Imagínate ver a la Joaquina en los corrales
con las chivas mansas, ordeñando sus ubres rebosantes de caliente leche
espumosa. Cantando coplas, mientras las manos diestras aprietan las tetillas y
cae el dulce jugo en un balde para hacer quesillo. Imagínate, Ramiro, el balido
urgente de tanta cría hambrienta. La Joaquina conoce a cada cabra por su nombre y a
sus crías las va bautizando cuando nacen y ella les corta el cordón ayudando a
la hembra en parición. Es hermoso ver el techo del rancho con la cumbrera a
pleno de pértigas donde cuelgan las pequeñas formas de queso de color ámbar que
se desembarazan de la grasa fina. Es un lujo del campo, Ramiro, acercarse y
oler ese aroma a vida. Hay horas en el día que se penetra de aromas ancestrales.
Algunas veces la Joaquina
canta o llama con un silbido a las cabras que vienen a su lado. ¡Claro que la
reconocen! Si es como su familia ese puñado de pequeñas bestias cálidas y de
piel suave, con pellejas de variados tonos del blanco al marrón oscuro o negro.
Ella, la pastora, nunca tuvo hijos. Pero vos Ramiro verás cuando llegues que
ellas son sus hijas. Nunca ha venido a la ciudad, la Joaquina nunca salió de
su rancho. Mañana cuando vayas, y le digas..., si no se muere, quedará violeta
del asombro. Estará inmóvil del espanto. Sé dulce y tierno cuando se lo digas.
Nunca salió del rancho, nunca vino a la ciudad y no sabe cómo es la vida fuera
de ese allí. Venir a morirse ahora el patrón Don Braulio. Los hijastros vender
el campo, ¿qué vamos a hacer con ella?
Morirá de pena.
El ruido del auto de Ramiro
despierta el balido de las cabras. Sale Joaquina a recibir al primo que viene
de la ciudad. Él nunca se imaginó encontrar a tan hermosa mujer en medio de la
tierra árida e inhóspita de la sierra. No la conoce. Es tan bella y tan ingenua
como las flores del cardón que aprieta en su rústico vestido. Su cabello largo,
suelto al viento, la envuelve como una mata de “barba del diablo” de color del
trigo. El calor la apura y encierra rápido los animales entre los palos corraleros
y las pircas que aun sobreviven a los viejos nativos de la zona. Prende un
farol de vieja data y se entretiene en el fogón con un puchero. Saca una
botella de leche fresca y corta rodajas de pan casero, jamón y choclos
hervidos, que son el alimento, comen con el zumbido de los jejenes y las
chicharras, cantando junto a los grillos entre los jarillales del patio. Apenas
hablan. Ella llora en silencio. ¿Qué hará con la “Preciosa”, la “Blanquita”, la
“Rubia” y la... una a una va nombrando sus cabras. Se desparrama un poncho de
tristeza junto con el sol que dormita entre los quebrachales.
Amanece
calmo. Joaquina está lista. Abre los corrales para que
las amigas pasten por su cuenta. Ya vendrán los nuevos dueños. Se lleva varios
quesos y muy poco de sus pertenencias. ¡Tiene tan poquito y necesita tan poco!

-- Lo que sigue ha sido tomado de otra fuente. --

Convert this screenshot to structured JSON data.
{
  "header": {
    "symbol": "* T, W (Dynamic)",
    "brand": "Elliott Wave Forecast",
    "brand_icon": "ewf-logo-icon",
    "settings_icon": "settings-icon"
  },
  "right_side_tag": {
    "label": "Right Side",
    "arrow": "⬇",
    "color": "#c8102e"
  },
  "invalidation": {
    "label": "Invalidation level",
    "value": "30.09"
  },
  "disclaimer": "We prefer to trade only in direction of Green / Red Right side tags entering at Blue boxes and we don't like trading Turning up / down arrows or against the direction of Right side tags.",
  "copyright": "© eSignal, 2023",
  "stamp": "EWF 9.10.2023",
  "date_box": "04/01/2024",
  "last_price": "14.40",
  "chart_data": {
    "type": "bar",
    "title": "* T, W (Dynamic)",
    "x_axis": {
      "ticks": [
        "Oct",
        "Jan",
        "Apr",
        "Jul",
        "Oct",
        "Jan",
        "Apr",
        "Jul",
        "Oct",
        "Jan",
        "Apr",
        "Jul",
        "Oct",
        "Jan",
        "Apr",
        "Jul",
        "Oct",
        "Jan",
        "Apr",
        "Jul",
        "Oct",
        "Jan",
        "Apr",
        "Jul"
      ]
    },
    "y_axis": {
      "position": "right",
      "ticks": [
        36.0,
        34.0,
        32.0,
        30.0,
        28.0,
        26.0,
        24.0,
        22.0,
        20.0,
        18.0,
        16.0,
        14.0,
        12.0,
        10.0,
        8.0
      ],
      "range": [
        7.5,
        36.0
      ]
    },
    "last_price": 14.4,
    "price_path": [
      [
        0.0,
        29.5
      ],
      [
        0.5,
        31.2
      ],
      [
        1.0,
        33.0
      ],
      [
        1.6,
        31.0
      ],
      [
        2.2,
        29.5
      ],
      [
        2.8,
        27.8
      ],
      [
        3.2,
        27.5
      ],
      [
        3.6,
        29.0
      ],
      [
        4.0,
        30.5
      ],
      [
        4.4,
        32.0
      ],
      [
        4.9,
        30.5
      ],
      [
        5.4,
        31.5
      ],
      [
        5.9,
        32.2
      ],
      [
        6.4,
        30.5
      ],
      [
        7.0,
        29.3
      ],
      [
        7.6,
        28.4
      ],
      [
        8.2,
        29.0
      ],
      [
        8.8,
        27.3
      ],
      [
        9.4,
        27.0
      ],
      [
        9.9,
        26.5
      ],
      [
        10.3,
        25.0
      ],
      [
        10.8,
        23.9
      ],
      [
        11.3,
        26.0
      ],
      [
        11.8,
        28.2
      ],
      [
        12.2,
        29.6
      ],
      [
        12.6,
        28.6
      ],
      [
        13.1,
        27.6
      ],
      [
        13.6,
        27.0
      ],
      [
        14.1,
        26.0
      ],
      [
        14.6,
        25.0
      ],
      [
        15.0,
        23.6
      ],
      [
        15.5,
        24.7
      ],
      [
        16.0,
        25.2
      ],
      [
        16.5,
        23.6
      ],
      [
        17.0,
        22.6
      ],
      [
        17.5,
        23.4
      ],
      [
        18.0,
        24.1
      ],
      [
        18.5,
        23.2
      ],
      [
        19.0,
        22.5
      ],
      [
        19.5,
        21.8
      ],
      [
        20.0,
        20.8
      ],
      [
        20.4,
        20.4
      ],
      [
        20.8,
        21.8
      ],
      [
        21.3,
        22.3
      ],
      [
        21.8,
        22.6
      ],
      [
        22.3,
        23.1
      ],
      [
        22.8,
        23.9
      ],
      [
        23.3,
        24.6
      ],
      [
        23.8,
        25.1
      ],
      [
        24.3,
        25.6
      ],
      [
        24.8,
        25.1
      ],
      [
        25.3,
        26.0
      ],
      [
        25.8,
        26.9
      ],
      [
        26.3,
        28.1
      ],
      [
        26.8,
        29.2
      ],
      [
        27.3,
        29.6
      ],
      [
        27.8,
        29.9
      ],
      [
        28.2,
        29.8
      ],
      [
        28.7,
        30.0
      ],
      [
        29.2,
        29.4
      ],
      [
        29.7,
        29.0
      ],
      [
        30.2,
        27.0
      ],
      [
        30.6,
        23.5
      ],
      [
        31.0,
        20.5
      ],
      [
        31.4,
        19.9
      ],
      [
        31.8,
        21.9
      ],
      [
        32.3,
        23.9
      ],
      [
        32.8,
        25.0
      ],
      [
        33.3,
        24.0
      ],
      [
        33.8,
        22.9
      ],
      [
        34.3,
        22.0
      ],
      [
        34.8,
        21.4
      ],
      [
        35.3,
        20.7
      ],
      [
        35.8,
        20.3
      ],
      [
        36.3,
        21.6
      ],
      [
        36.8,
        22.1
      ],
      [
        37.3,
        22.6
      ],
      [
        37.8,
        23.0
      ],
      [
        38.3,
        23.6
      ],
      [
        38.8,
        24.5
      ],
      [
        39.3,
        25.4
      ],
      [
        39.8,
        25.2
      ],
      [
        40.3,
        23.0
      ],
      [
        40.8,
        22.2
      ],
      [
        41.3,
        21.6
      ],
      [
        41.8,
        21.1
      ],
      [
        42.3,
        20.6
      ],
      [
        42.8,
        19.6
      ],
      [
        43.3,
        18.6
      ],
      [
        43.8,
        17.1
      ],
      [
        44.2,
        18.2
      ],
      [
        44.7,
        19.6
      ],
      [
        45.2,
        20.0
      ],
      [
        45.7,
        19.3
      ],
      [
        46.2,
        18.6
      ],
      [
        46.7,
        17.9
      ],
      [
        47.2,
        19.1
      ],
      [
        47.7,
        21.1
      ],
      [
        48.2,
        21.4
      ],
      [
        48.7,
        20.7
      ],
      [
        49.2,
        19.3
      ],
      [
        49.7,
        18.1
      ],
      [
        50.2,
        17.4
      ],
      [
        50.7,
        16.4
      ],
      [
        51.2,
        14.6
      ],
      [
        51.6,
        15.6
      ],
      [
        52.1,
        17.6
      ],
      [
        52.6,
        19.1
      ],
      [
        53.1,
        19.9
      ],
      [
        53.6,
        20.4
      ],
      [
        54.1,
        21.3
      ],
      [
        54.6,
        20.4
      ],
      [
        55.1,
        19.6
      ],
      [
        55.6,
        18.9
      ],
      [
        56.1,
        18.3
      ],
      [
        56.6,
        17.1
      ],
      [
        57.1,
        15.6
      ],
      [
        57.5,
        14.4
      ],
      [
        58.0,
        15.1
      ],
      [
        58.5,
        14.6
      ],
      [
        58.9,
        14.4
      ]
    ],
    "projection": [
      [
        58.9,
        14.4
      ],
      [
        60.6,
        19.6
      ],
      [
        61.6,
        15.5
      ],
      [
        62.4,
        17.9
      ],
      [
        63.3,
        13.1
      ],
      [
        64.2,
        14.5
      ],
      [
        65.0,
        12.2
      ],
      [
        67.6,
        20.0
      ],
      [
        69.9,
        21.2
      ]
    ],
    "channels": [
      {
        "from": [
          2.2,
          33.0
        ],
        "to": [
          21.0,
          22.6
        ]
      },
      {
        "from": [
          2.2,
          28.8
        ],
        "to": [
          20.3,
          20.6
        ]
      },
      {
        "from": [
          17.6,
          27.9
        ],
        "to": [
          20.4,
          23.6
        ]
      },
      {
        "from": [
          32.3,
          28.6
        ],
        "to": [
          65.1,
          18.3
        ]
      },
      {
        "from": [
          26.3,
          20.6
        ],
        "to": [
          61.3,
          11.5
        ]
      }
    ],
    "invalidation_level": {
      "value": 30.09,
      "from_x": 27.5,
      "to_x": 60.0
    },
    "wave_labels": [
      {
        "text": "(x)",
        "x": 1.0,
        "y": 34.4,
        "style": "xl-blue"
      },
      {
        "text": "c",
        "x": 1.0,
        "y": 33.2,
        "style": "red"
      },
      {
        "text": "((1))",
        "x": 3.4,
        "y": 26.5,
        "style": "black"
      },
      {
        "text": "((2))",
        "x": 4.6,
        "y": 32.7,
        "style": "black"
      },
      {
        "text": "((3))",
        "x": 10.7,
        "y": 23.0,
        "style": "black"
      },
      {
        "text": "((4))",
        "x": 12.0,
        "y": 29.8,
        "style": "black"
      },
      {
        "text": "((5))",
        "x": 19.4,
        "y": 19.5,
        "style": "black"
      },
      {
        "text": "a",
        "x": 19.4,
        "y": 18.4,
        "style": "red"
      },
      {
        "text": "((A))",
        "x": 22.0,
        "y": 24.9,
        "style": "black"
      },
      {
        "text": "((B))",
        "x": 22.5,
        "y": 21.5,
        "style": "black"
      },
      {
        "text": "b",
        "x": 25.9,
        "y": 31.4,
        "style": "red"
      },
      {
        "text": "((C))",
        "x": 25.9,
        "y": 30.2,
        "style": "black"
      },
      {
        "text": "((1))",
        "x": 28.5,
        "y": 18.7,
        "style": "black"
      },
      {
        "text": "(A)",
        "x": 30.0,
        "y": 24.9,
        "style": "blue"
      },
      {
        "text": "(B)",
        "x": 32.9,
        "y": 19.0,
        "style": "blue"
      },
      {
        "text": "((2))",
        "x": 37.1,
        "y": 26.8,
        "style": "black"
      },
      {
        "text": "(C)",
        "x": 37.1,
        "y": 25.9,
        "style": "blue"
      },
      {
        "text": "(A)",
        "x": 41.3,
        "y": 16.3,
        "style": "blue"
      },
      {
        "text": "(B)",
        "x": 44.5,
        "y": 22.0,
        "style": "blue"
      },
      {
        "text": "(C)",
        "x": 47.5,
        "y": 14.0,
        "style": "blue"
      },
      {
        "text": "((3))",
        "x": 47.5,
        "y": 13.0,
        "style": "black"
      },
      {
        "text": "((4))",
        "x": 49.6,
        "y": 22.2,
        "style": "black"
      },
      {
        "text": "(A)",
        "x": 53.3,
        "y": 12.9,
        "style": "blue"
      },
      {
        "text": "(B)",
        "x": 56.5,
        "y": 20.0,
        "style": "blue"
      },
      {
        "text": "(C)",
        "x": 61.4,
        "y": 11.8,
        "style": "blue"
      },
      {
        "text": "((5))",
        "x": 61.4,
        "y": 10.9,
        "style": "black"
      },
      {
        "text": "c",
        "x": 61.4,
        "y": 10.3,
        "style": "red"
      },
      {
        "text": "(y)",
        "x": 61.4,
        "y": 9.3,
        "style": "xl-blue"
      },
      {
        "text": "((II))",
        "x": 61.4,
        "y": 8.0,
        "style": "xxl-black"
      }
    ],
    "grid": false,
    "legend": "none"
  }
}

Sus ponchos hilados con la lana de la“Redondita” y del “Terco”. Sube muda, al
coche, y van dejando huella de polvo seco y blanquecino mientras se alejan del
rancho.
Llegan a la casa del centro. Le
aturden los ruidos y el movimiento histérico de toda esa gente que va y viene
sin rumbo seguro. La dejan en su cuarto. Se mira por verse en un espejo y
descubre que ha envejecido diez años en un solo día. Llora la Joaquina.
Pasan unos días. No va a ningún lado
atolondrada por las estridencias que siente a través de los muros. Una mañana
cuando Ramiro, Jimena y el niño, comen en la cocina sienten un extraño ruido.
¡Sorpresa! La buena muchacha en su angustia ha roto el tabique con lo que
encontró a mano, un viejo tenedor de alpaca. Quiere buscar del otro lado los
rostros amigos, su nueva familia, que asombrada la observa y comprende. Jimena se incorpora y la abraza. No es fácil
consolar a Joaquina, pero su cariño
alimentará la certeza de que no está en el mismo infierno como ella cree.